While measles mortality worldwide declined 84% between 2000 and 2017 from 550,100 to 89,780 deaths, the disease is still common in many developing countries, particularly in parts of Asia and Africa, according to the World Organization Health (WHO).
Vaccination against this disease is the best way to avoid it. (Photo: Diffusion)
Although it was already known that measles weakens the immunity system, even after the initial infection was overcome, the scientists did not know how this process occurs.
The researchers sequenced the antibody gene sequence of 26 children, both before and about 40-50 days after contracting the infection, and discovered that certain immunity cells that had accumulated against other diseases and were present before infection with measles, they had disappeared from the blood of the minors.
The scientists then observed this "immunological amnesia" in ferrets and found that a measles-like virus reduced the level of flu antibodies in animals that had been vaccinated against this disease.
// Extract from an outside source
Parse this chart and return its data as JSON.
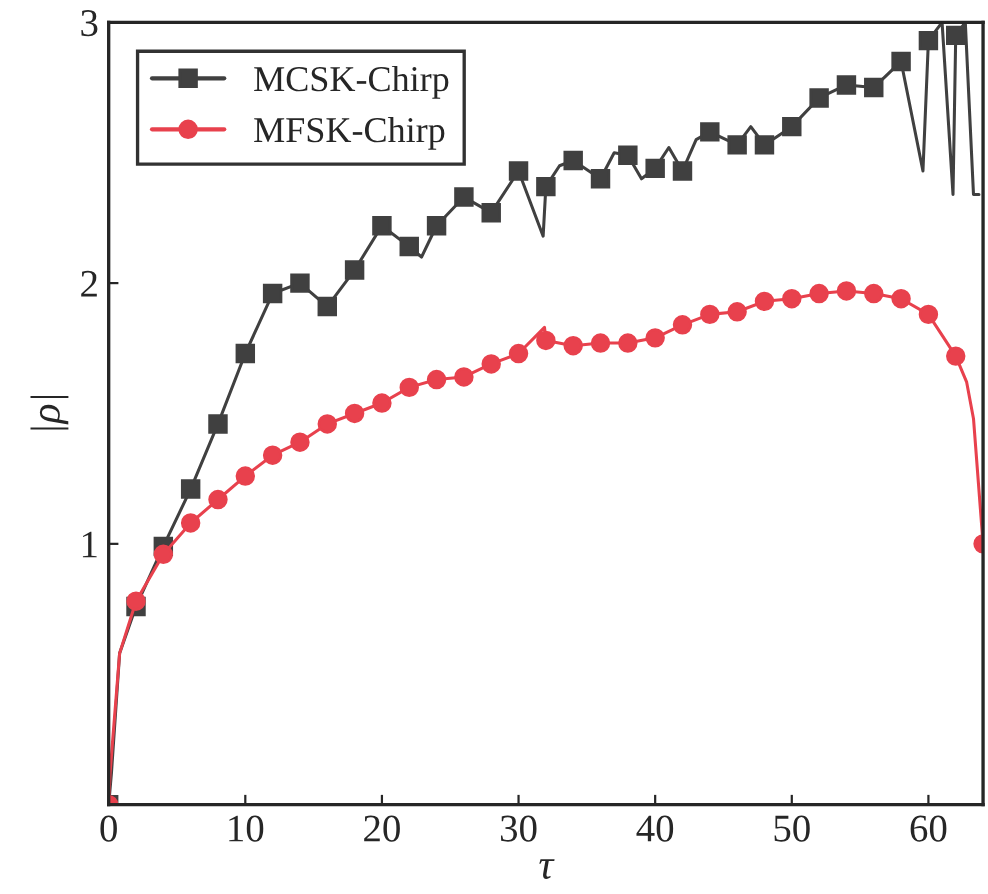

Experiments showed that measles virus reprogrammed the immunity system to an immature state in which it can only produce a limited menu of antibodies.This means that measles hinders the immune system's response to any other infection, which increases the risk of secondary diseases.
"Our study has huge implications for vaccination and public health, as we demonstrate that measles vaccine not only protects people from measles, but also protects against other infectious diseases," said another of the study's authors, Colin. Russel, from the University of Amsterdam.